Zielarz nie wydawał się przejęty oburzeniem damy. Przyjmował jej słowa z pokorą, aczkolwiek starał się jej jeszcze bardziej nie rozwścieczyć. Sasuke obserwował jak blada ze złości twarz powoli się rozluźnia, mimo wszystko nadal posiadając złowrogi grymas. Nozdrza nierówno wypuszczały powietrze, świadcząc o jej niestabilnych emocjach. Co do Orochimaru nie był pewien, bo stał do niego plecami. Mógł jednak wyobrazić sobie jego wiecznie niewzruszone oblicze, na którym to czasami pojawiał się gadzi uśmieszek. W takiej chwili cieszył się, że to nie on jest na jego miejscu. Czerwona Dama potrafiła zabijać wzrokiem, a gdy panowała cisza, ta wydawała się jeszcze bardziej straszna.
-Dobrze. Bardzo dobrze. Wiedz jednak, że nie będę tolerowała niesubordynacji następnym razem.
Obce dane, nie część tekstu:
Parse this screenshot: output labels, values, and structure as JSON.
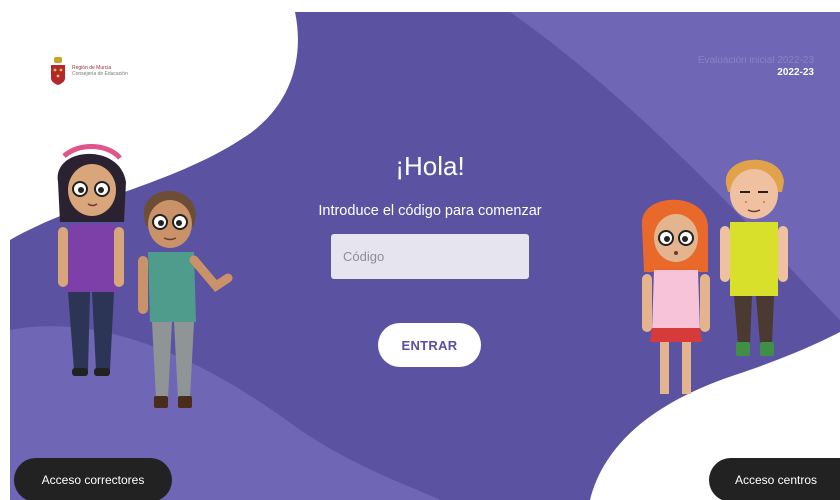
{
  "header": {
    "logo_line1": "Región de Murcia",
    "logo_line2": "Consejería de Educación",
    "eval_title": "Evaluación inicial 2022-23",
    "eval_year": "2022-23"
  },
  "main": {
    "greeting": "¡Hola!",
    "prompt": "Introduce el código para comenzar",
    "code_placeholder": "Código",
    "enter_label": "ENTRAR"
  },
  "footer": {
    "correctors_label": "Acceso correctores",
    "centers_label": "Acceso centros"
  },
  "colors": {
    "background_purple": "#5b53a2",
    "light_shape": "#7169b6",
    "white_shape": "#ffffff",
    "button_dark": "#222222",
    "input_bg": "#e6e5ef"
  }
}
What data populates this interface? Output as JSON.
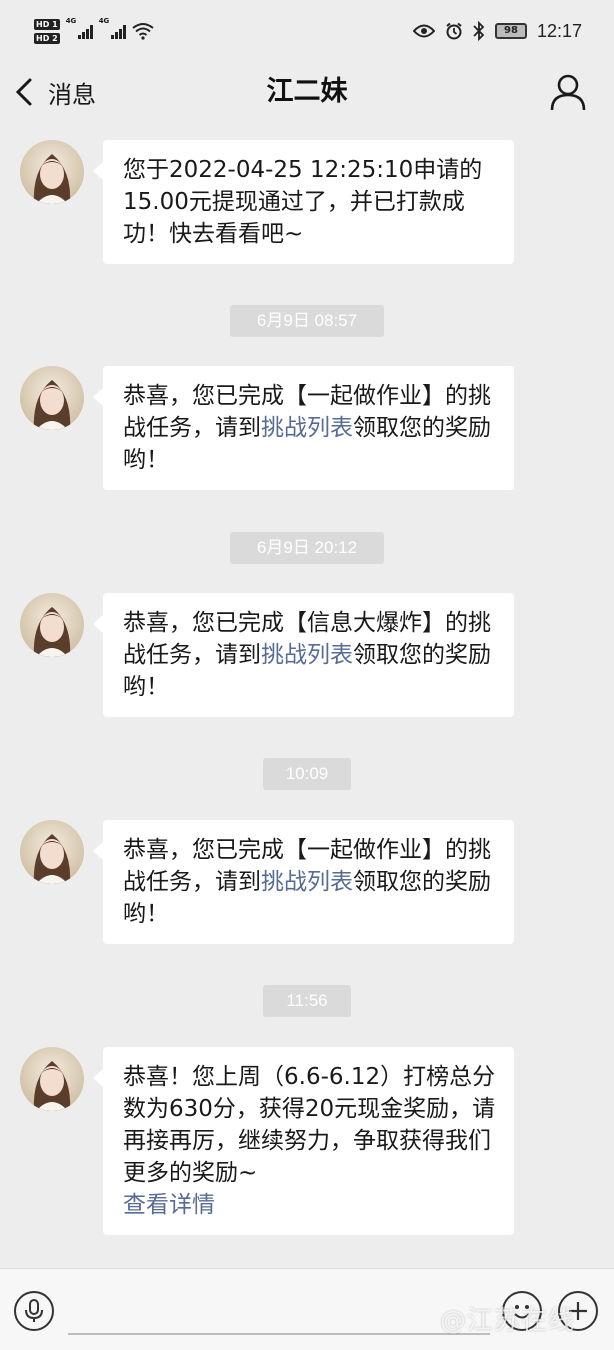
{
  "status_bar": {
    "hd1": "HD 1",
    "hd2": "HD 2",
    "net1": "4G",
    "net2": "4G",
    "battery": "98",
    "time": "12:17"
  },
  "nav": {
    "back_label": "消息",
    "title": "江二妹"
  },
  "messages": [
    {
      "type": "text",
      "parts": [
        "您于2022-04-25 12:25:10申请的15.00元提现通过了，并已打款成功！快去看看吧~"
      ]
    },
    {
      "type": "time",
      "text": "6月9日 08:57"
    },
    {
      "type": "text",
      "before": "恭喜，您已完成【一起做作业】的挑战任务，请到",
      "link": "挑战列表",
      "after": "领取您的奖励哟！"
    },
    {
      "type": "time",
      "text": "6月9日 20:12"
    },
    {
      "type": "text",
      "before": "恭喜，您已完成【信息大爆炸】的挑战任务，请到",
      "link": "挑战列表",
      "after": "领取您的奖励哟！"
    },
    {
      "type": "time",
      "text": "10:09"
    },
    {
      "type": "text",
      "before": "恭喜，您已完成【一起做作业】的挑战任务，请到",
      "link": "挑战列表",
      "after": "领取您的奖励哟！"
    },
    {
      "type": "time",
      "text": "11:56"
    },
    {
      "type": "text",
      "body": "恭喜！您上周（6.6-6.12）打榜总分数为630分，获得20元现金奖励，请再接再厉，继续努力，争取获得我们更多的奖励~",
      "detail": "查看详情"
    }
  ],
  "input": {
    "placeholder": ""
  },
  "watermark": "@江苏在线",
  "colors": {
    "background": "#ededed",
    "bubble": "#ffffff",
    "link": "#576b95",
    "time_chip": "#dadada"
  },
  "icons": [
    "back-arrow-icon",
    "person-icon",
    "voice-icon",
    "emoji-icon",
    "plus-icon",
    "eye-icon",
    "alarm-icon",
    "bluetooth-icon",
    "wifi-icon"
  ]
}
Pełen pogardy głos widocznie zakończył rozmowę w taki sposób, bo po chwili wraz z szelestem długiej, czerwonej sukni była królowa zaczęła się oddalać, pozostawiając za sobą milczącego znachora, który niedługo po tym również zniknął mu z oczu. Sasuke był już całkowicie pewien, że świadkiem tej rozmowy nie powinien być.
Ogarnął się i starając zrobić to jak najbardziej niepostrzeżenie, aby nie wydało się, że coś słyszał, skierował się w stronę swojej komnaty. Musiał ochłonąć, nim poszedłby do ojca.